Health Care for America Now's report [pdf] on insurance industry absuses documents how Blue Cross Blue Shield in Massachusetts and a big hospital made a deal to increase payments to providers, and providers made a deal to not allow any other insurer to pay them less. Thus, Blue Cross raised their rates, leading to a period of skyrocketing premium increases in Massachusetts, the hospital got rich off their locked in payments, and other hospitals and insurers in the state had to scramble to keep up.

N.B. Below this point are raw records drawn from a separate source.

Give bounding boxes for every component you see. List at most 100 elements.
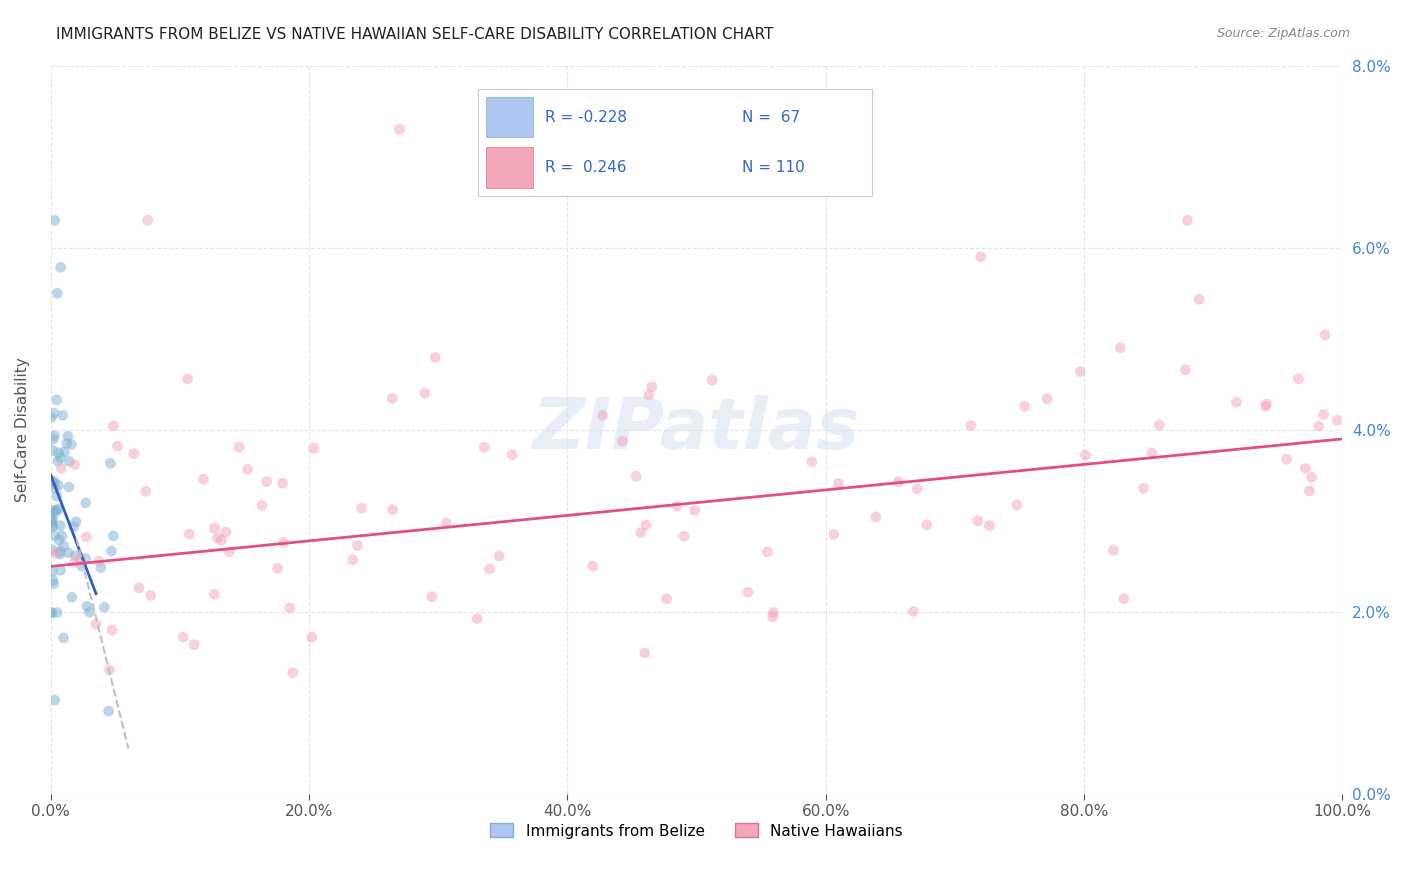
- Point: [1069, 364, 1091, 378]
- Point: [1315, 327, 1337, 342]
- Point: [48, 478, 70, 492]
- Point: [193, 472, 215, 486]
- Point: [176, 372, 198, 386]
- Point: [413, 386, 436, 401]
- Bar: [486, 96, 533, 137]
- Point: [342, 553, 364, 567]
- Point: [1102, 543, 1125, 558]
- Point: [302, 441, 325, 455]
- Point: [45, 489, 67, 503]
- Point: [271, 476, 294, 491]
- Point: [266, 561, 288, 575]
- Point: [128, 581, 150, 595]
- Point: [204, 521, 226, 535]
- Point: [215, 525, 238, 540]
- Point: [63, 519, 86, 533]
- Point: [1326, 413, 1348, 427]
- Point: [41, 515, 63, 529]
- Point: [1275, 452, 1298, 467]
- Point: [273, 535, 295, 549]
- Point: [58, 480, 80, 494]
- Point: [49, 563, 72, 577]
- Point: [51, 529, 73, 543]
- Point: [634, 517, 657, 532]
- Point: [630, 525, 652, 540]
- Point: [70, 559, 93, 574]
- Point: [592, 409, 614, 423]
- Point: [1109, 341, 1132, 355]
- Point: [44, 213, 66, 227]
- Point: [737, 585, 759, 599]
- Point: [75, 551, 97, 566]
- Point: [103, 419, 125, 434]
- Point: [1112, 591, 1135, 606]
- Point: [979, 518, 1001, 533]
- Point: [1177, 213, 1199, 227]
- Point: [46, 454, 69, 468]
- Point: [1014, 400, 1036, 414]
- Point: [98, 456, 121, 470]
- Point: [41, 512, 63, 526]
- Point: [44, 546, 66, 560]
- Point: [44, 428, 66, 442]
- Point: [478, 562, 501, 576]
- Point: [256, 475, 278, 489]
- Point: [90, 560, 112, 574]
- Point: [626, 469, 648, 483]
- Point: [1312, 408, 1334, 422]
- Point: [1225, 395, 1247, 409]
- Point: [44, 693, 66, 707]
- Point: [905, 482, 928, 496]
- Point: [472, 440, 495, 454]
- Point: [762, 609, 785, 624]
- Point: [1294, 461, 1316, 475]
- Point: [762, 606, 785, 620]
- Point: [93, 600, 115, 615]
- Point: [41, 606, 63, 620]
- Point: [1298, 483, 1320, 498]
- Point: [55, 436, 77, 450]
- Text: R =  0.246: R = 0.246: [546, 160, 627, 175]
- Point: [56, 429, 79, 443]
- Point: [42, 574, 65, 588]
- Point: [903, 605, 925, 619]
- Point: [63, 555, 86, 569]
- Point: [501, 448, 523, 462]
- Point: [179, 527, 201, 541]
- Point: [42, 503, 65, 517]
- Point: [970, 250, 993, 264]
- Point: [136, 213, 159, 227]
- Point: [58, 546, 80, 560]
- Point: [465, 612, 488, 626]
- Text: Source: ZipAtlas.com: Source: ZipAtlas.com: [1216, 27, 1350, 40]
- Point: [655, 591, 678, 606]
- Point: [41, 542, 63, 557]
- Point: [42, 519, 65, 533]
- Point: [49, 260, 72, 275]
- Point: [1174, 363, 1197, 377]
- Point: [87, 554, 110, 568]
- Point: [42, 432, 65, 446]
- Point: [49, 544, 72, 558]
- Point: [612, 434, 634, 449]
- Y-axis label: Self-Care Disability: Self-Care Disability: [15, 358, 30, 502]
- Point: [122, 446, 145, 460]
- Text: ZIPatlas: ZIPatlas: [533, 395, 860, 465]
- Point: [42, 406, 65, 420]
- Point: [827, 476, 849, 491]
- Point: [69, 550, 91, 565]
- Point: [103, 529, 125, 543]
- Point: [800, 455, 823, 469]
- Point: [48, 446, 70, 460]
- Point: [278, 600, 301, 615]
- Point: [381, 502, 404, 516]
- Point: [388, 122, 411, 136]
- Point: [967, 514, 990, 528]
- Legend: Immigrants from Belize, Native Hawaiians: Immigrants from Belize, Native Hawaiians: [484, 817, 908, 845]
- Point: [346, 539, 368, 553]
- Point: [45, 503, 67, 517]
- Point: [638, 388, 661, 402]
- Point: [41, 410, 63, 425]
- Text: N =  67: N = 67: [742, 110, 800, 125]
- Bar: [486, 147, 533, 187]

In all, people had to pay more, and those increased premiums were passed along to the hospitals in on the deal.

This kind of price fixing and deal making is absolutely illegal in other businesses, but in the insurance industry, because of their anti-trust exemptions, they're allowed to screw customers without repercussions.

Similarly, Health Care for America Now found that 94% of insurance markets in this country are "highly concentrated," a Department of Justice term that means these markets are at risk for monopoly. For example, in Arkansas [pdf], Blue Cross Blue Shield controls 75% of the market, a level of concentration that would raise anti-trust lawsuits in any other industry.

These kinds of market concentrations were caused by years of mergers, mergers that would never have been allowed under normal anti-trust rules. And this market concentration is a huge driver of skyrocketing costs.

Ending the anti-trust exemption would be a huge start towards ending these abuses.

The insurance industry needs two things: Real competition and an end to their anti-trust exemption.

Price fixing, backroom deals, collusion, and market-concentrating mergers should once again be illegal in health insurance. And we need a public health insurance option to ensure insurance companies follow the rules set out for them.

Anything less and we'll get more of what we have now - skyrocketing prices and anti-competitive dealmaking resulting in more medical bankruptcies for Americans.